Collect the Pain

Pfäffikon SZ, Switzerland – You will not have failed to notice that the credit crisis is celebrating its 10th anniversary. The media pays much attention to the crisis and lists bullet points of what has been learned and what not. Interesting is also who have benefited from the remarkable policy of the central banks and who has not. Additionally, the financial landscape –and the associated valuations– has been thoroughly disrupted. However, a 30-year scenario seems to be off track, or is it not?

If you want to transfer your savings mortgage today, you have a problem. Moreover, when you look at your accumulated pension fund, you usually do not get happy. The policy of the central banks has disrupted the financial system. The flood of money has found its way in recent years, but the policy of the central bankers does increase the risk of bubbles. Starting market participants have no idea what risk they are currently measuring. Today, cheap money finds its way to, in particular, durable goods such as houses. As soon as more cash enters the system, inexperienced participants will systematically and independently generate bubbles. Even if a reference is made to the fundamental value of the underlying investment, the warning of the bubble is set aside.

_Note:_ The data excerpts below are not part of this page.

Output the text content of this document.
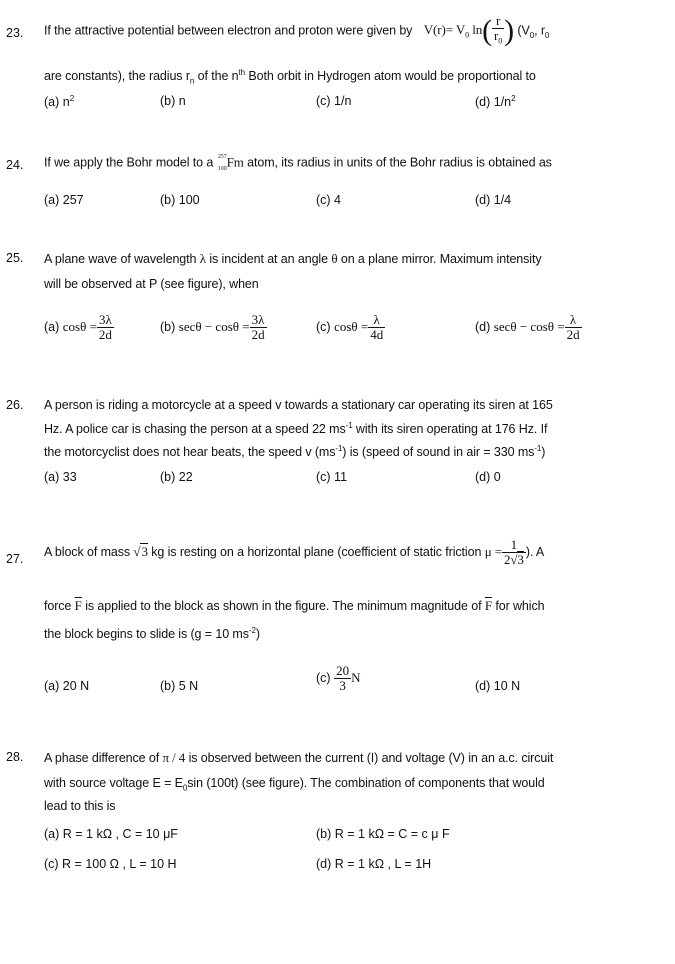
23. If the attractive potential between electron and proton were given by $V(r)= V_0$ $\ln( \frac{r}{r_0}$ ) ($V_0$, $r_0$
are constants), the radius $r_n$ of the $n^{th}$ Both orbit in Hydrogen atom would be proportional to
(a) $n^2$	(b) n	(c) 1/n	(d) $1/n^2$
24. If we apply the Bohr model to a 257
100 Fm atom, its radius in units of the Bohr radius is obtained as
(a) 257	(b) 100	(c) 4	(d) 1/4
25. A plane wave of wavelength λ is incident at an angle θ on a plane mirror. Maximum intensity
will be observed at P (see figure), when
(a) $\cos\theta = \frac{3\lambda}{2d}$	(b) $\sec\theta - \cos\theta = \frac{3\lambda}{2d}$	(c) $\cos\theta = \frac{\lambda}{4d}$	(d) $\sec\theta - \cos\theta = \frac{\lambda}{2d}$
26. A person is riding a motorcycle at a speed v towards a stationary car operating its siren at 165
Hz. A police car is chasing the person at a speed 22 $ms^{-1}$ with its siren operating at 176 Hz. If
the motorcyclist does not hear beats, the speed v $(ms^{-1})$ is (speed of sound in air = 330 $ms^{-1}$)
(a) 33	(b) 22	(c) 11	(d) 0
27.
A block of mass √3 kg is resting on a horizontal plane (coefficient of static friction $\mu = \frac{1}{2√3}$ ). A
force $\overline{F}$ is applied to the block as shown in the figure. The minimum magnitude of $\overline{F}$ for which
the block begins to slide is (g = 10 $ms^{-2}$)
(a) 20 N	(b) 5 N
$(c) \frac{20}{3}$ N
(d) 10 N
28. A phase difference of π / 4 is observed between the current (I) and voltage (V) in an a.c. circuit
with source voltage $E = E_0\sin$ (100t) (see figure). The combination of components that would
lead to this is
(a) R = 1 kΩ , C = 10 μF	(b) R = 1 kΩ = C = c μ F
(c) R = 100 Ω , L = 10 H	(d) R = 1 kΩ , L = 1H
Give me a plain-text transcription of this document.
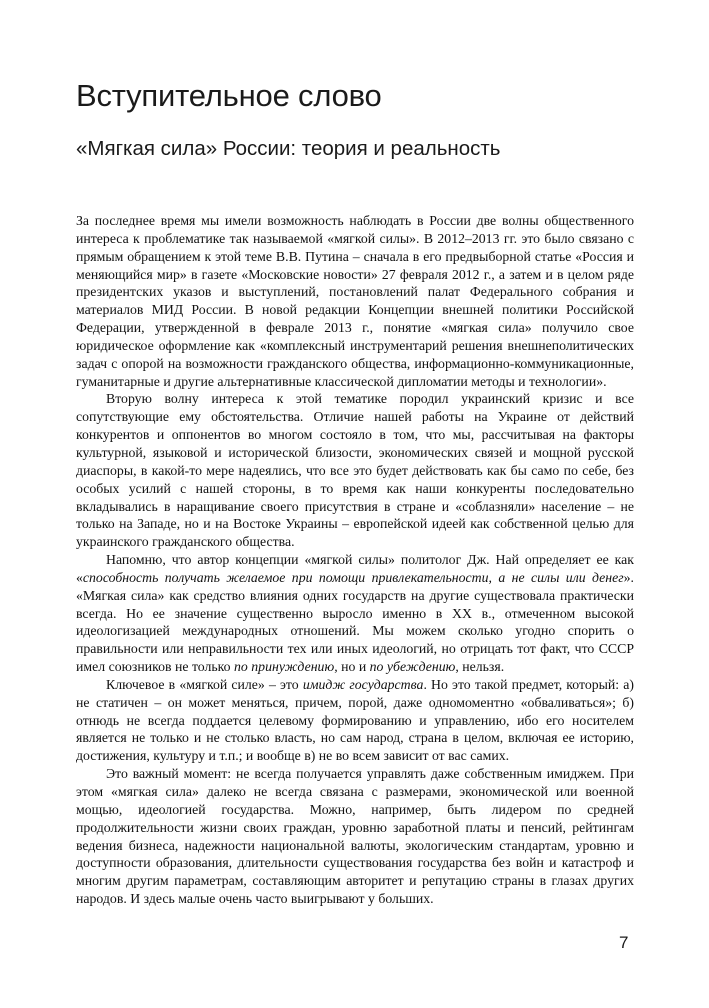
Вступительное слово
«Мягкая сила» России: теория и реальность

За последнее время мы имели возможность наблюдать в России две волны общественного интереса к проблематике так называемой «мягкой силы». В 2012–2013 гг. это было связано с прямым обращением к этой теме В.В. Путина – сначала в его предвыборной статье «Россия и меняющийся мир» в газете «Московские новости» 27 февраля 2012 г., а затем и в целом ряде президентских указов и выступлений, постановлений палат Федерального собрания и материалов МИД России. В новой редакции Концепции внешней политики Российской Федерации, утвержденной в феврале 2013 г., понятие «мягкая сила» получило свое юридическое оформление как «комплексный инструментарий решения внешнеполитических задач с опорой на возможности гражданского общества, информационно-коммуникационные, гуманитарные и другие альтернативные классической дипломатии методы и технологии».

Вторую волну интереса к этой тематике породил украинский кризис и все сопутствующие ему обстоятельства. Отличие нашей работы на Украине от действий конкурентов и оппонентов во многом состояло в том, что мы, рассчитывая на факторы культурной, языковой и исторической близости, экономических связей и мощной русской диаспоры, в какой-то мере надеялись, что все это будет действовать как бы само по себе, без особых усилий с нашей стороны, в то время как наши конкуренты последовательно вкладывались в наращивание своего присутствия в стране и «соблазняли» население – не только на Западе, но и на Востоке Украины – европейской идеей как собственной целью для украинского гражданского общества.

Напомню, что автор концепции «мягкой силы» политолог Дж. Най определяет ее как «способность получать желаемое при помощи привлекательности, а не силы или денег». «Мягкая сила» как средство влияния одних государств на другие существовала практически всегда. Но ее значение существенно выросло именно в XX в., отмеченном высокой идеологизацией международных отношений. Мы можем сколько угодно спорить о правильности или неправильности тех или иных идеологий, но отрицать тот факт, что СССР имел союзников не только по принуждению, но и по убеждению, нельзя.

Ключевое в «мягкой силе» – это имидж государства. Но это такой предмет, который: а) не статичен – он может меняться, причем, порой, даже одномоментно «обваливаться»; б) отнюдь не всегда поддается целевому формированию и управлению, ибо его носителем является не только и не столько власть, но сам народ, страна в целом, включая ее историю, достижения, культуру и т.п.; и вообще в) не во всем зависит от вас самих.

Это важный момент: не всегда получается управлять даже собственным имиджем. При этом «мягкая сила» далеко не всегда связана с размерами, экономической или военной мощью, идеологией государства. Можно, например, быть лидером по средней продолжительности жизни своих граждан, уровню заработной платы и пенсий, рейтингам ведения бизнеса, надежности национальной валюты, экологическим стандартам, уровню и доступности образования, длительности существования государства без войн и катастроф и многим другим параметрам, составляющим авторитет и репутацию страны в глазах других народов. И здесь малые очень часто выигрывают у больших.

7
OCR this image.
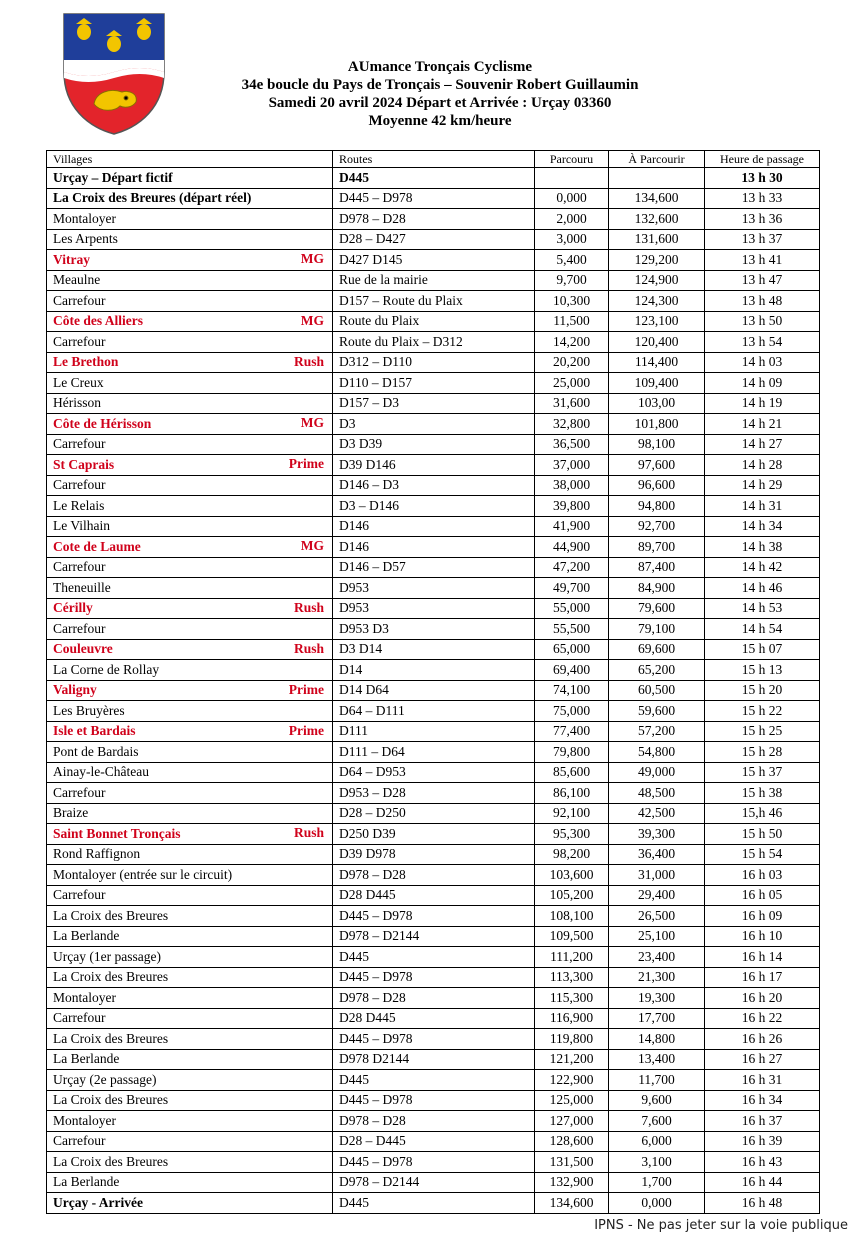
AUmance Tronçais Cyclisme
34e boucle du Pays de Tronçais – Souvenir Robert Guillaumin
Samedi 20 avril 2024 Départ et Arrivée : Urçay 03360
Moyenne 42 km/heure
Villages	Routes	Parcouru	À Parcourir	Heure de passage
Urçay – Départ fictif	D445			13 h 30
La Croix des Breures (départ réel)	D445 – D978	0,000	134,600	13 h 33
Montaloyer	D978 – D28	2,000	132,600	13 h 36
Les Arpents	D28 – D427	3,000	131,600	13 h 37
Vitray MG	D427 D145	5,400	129,200	13 h 41
Meaulne	Rue de la mairie	9,700	124,900	13 h 47
Carrefour	D157 – Route du Plaix	10,300	124,300	13 h 48
Côte des Alliers MG	Route du Plaix	11,500	123,100	13 h 50
Carrefour	Route du Plaix – D312	14,200	120,400	13 h 54
Le Brethon Rush	D312 – D110	20,200	114,400	14 h 03
Le Creux	D110 – D157	25,000	109,400	14 h 09
Hérisson	D157 – D3	31,600	103,00	14 h 19
Côte de Hérisson MG	D3	32,800	101,800	14 h 21
Carrefour	D3 D39	36,500	98,100	14 h 27
St Caprais Prime	D39 D146	37,000	97,600	14 h 28
Carrefour	D146 – D3	38,000	96,600	14 h 29
Le Relais	D3 – D146	39,800	94,800	14 h 31
Le Vilhain	D146	41,900	92,700	14 h 34
Cote de Laume MG	D146	44,900	89,700	14 h 38
Carrefour	D146 – D57	47,200	87,400	14 h 42
Theneuille	D953	49,700	84,900	14 h 46
Cérilly Rush	D953	55,000	79,600	14 h 53
Carrefour	D953 D3	55,500	79,100	14 h 54
Couleuvre Rush	D3 D14	65,000	69,600	15 h 07
La Corne de Rollay	D14	69,400	65,200	15 h 13
Valigny Prime	D14 D64	74,100	60,500	15 h 20
Les Bruyères	D64 – D111	75,000	59,600	15 h 22
Isle et Bardais Prime	D111	77,400	57,200	15 h 25
Pont de Bardais	D111 – D64	79,800	54,800	15 h 28
Ainay-le-Château	D64 – D953	85,600	49,000	15 h 37
Carrefour	D953 – D28	86,100	48,500	15 h 38
Braize	D28 – D250	92,100	42,500	15,h 46
Saint Bonnet Tronçais Rush	D250 D39	95,300	39,300	15 h 50
Rond Raffignon	D39 D978	98,200	36,400	15 h 54
Montaloyer (entrée sur le circuit)	D978 – D28	103,600	31,000	16 h 03
Carrefour	D28 D445	105,200	29,400	16 h 05
La Croix des Breures	D445 – D978	108,100	26,500	16 h 09
La Berlande	D978 – D2144	109,500	25,100	16 h 10
Urçay (1er passage)	D445	111,200	23,400	16 h 14
La Croix des Breures	D445 – D978	113,300	21,300	16 h 17
Montaloyer	D978 – D28	115,300	19,300	16 h 20
Carrefour	D28 D445	116,900	17,700	16 h 22
La Croix des Breures	D445 – D978	119,800	14,800	16 h 26
La Berlande	D978 D2144	121,200	13,400	16 h 27
Urçay (2e passage)	D445	122,900	11,700	16 h 31
La Croix des Breures	D445 – D978	125,000	9,600	16 h 34
Montaloyer	D978 – D28	127,000	7,600	16 h 37
Carrefour	D28 – D445	128,600	6,000	16 h 39
La Croix des Breures	D445 – D978	131,500	3,100	16 h 43
La Berlande	D978 – D2144	132,900	1,700	16 h 44
Urçay - Arrivée	D445	134,600	0,000	16 h 48
IPNS - Ne pas jeter sur la voie publique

Financial tightening is imminent, which will be accompanied by rising interest rates. Increasing interest rates do not have to pose a threat to the current economic recovery, even if you read something else in the mainstream media. The population group that has benefited from the broad financial policy of the central bankers is extremely small. This means that many citizens are financially struggling ten years later. It only needs an economic breeze, and we are cooked. Add to that the destructive power of the internet and the image is suddenly highly uncertain and financially weak. The moment for a collective wage increase has now arrived. In this way, citizens get the chance to organize their finances after the Great Recession better. Economic growth must be used to balance the financial relationships better.

The 30’s
First of all, the future looks bright. The world seems to be making a change in many ways, which will generate extra economic growth. The transition will be –as usual– painful for many. Additionally, we still live in a 30-year scenario. Capitalism and democracy are increasingly being tested, and inflation is approaching. When large groups fail financially, they will resist, both socially and politically; this is very similar to a 1930s scenario. The ideal situation is that in a subsequent recession the financial consequences will be mild, whereby laws and agreements will be respected. Unfortunately, the chance of panic is always great, especially in this era. Even the quiet, intelligent neighbor can be stricken during a 30-year scenario and fear subsequently. Should it come this far, then there is nothing else than to collect the pain. Excellent financial preparation is advisable.

It remains for me to wish you a good trading week.

Jan Dwarshuis is CIO at 1324 | by Thirteen Asset Management AG. Dwarshuis writes his columns in a personal capacity. Professionally, he holds positions in major European, American and Russian stock funds. The information in his columns is not intended as professional investment advice or a recommendation to make certain investments. At the time of writing, he has no position in above mentioned shares and has no intention of doing so in the next 72 hours.